The US Army is the largest service branch by number of men enlisted. Currently it contains four divisions: three infantry and one cavalry. Although the US Army is neither large nor powerful when compared to the German Heer, the nation itself has huge manpower reserves and current industry means that the Army could easily outfit as much as two hundred full-strength divisions if prioritized.

Navy

The US Navy is the most modern and powerful branch of the military. It is one of the few navies in the world that operates aircraft carriers and acts as a 'blue-water' navy, boasting a significant amount of capital ships. The Navy maintains a presence in two oceans, the Pacific and the Atlantic; the Pacific Fleet being the stronger of the two.

Army Air Corps

The US Army Air Corps is directly subordinate to the Army and, as such, is currently operated as a supporting force, covering soldiers on the ground from above and providing tactical reconnaissance.

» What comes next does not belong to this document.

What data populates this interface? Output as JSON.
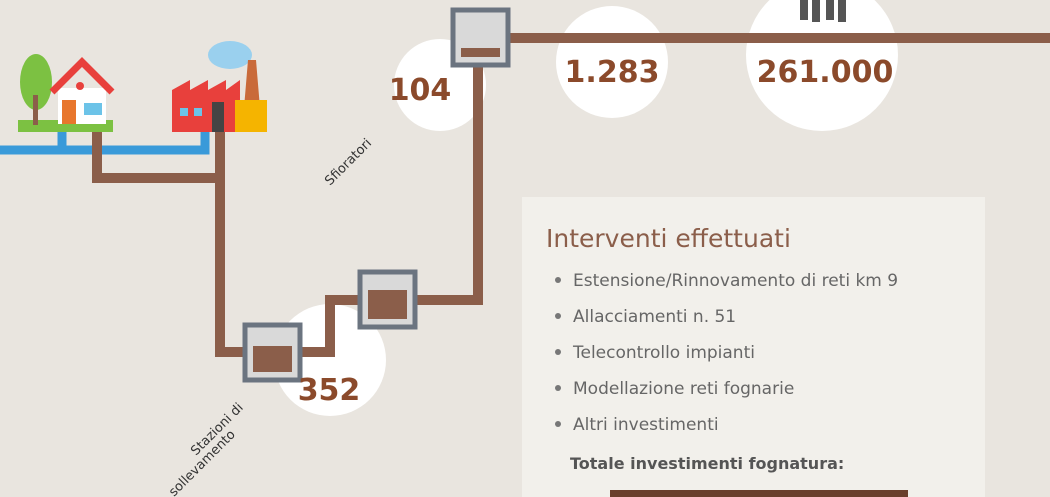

While technically an Army sub-branch, the Air Corps has sought to expand its operations to the US Navy and, perhaps, become its own independent branch should the need eventually arise for such a large aerial force.

Foreign relations

The United States has political, economic and military control over Liberia, a small country in West Africa, and the Philippines, an island nation located in the western Pacific Ocean.

Friendly relations exist with Cuba, Honduras, Panama, Liberia, the Philippines and the United Provinces.

Unfriendly relations exist with Mexico, Centroamerica and Germany.

Culture

The United States is considered a hot-spot for immigration from all over the world, and as such is an extraordinarily heterogeneous society, retaining the cultural heritage of hundreds of ethnicities and nationalities from around the world. As such the nation is a melting pot of cuisine, art, literature and, most importantly, politics; due to the sheer number of people arriving at Ellis Island each day, practically every ideology known to man has at least a nominal presence within the United States, which leaves the nation more susceptible to internal conflicts and even civil unrest should the current administration remain inefficient and arbitrary.

Summary

The United States is a large nation that has the ability to become an economic and military superpower if properly managed and guided. As a swirl of ideologies and nationalities congregate in the many great cities of the eastern seaboard the future of the United States is an ever-changing one.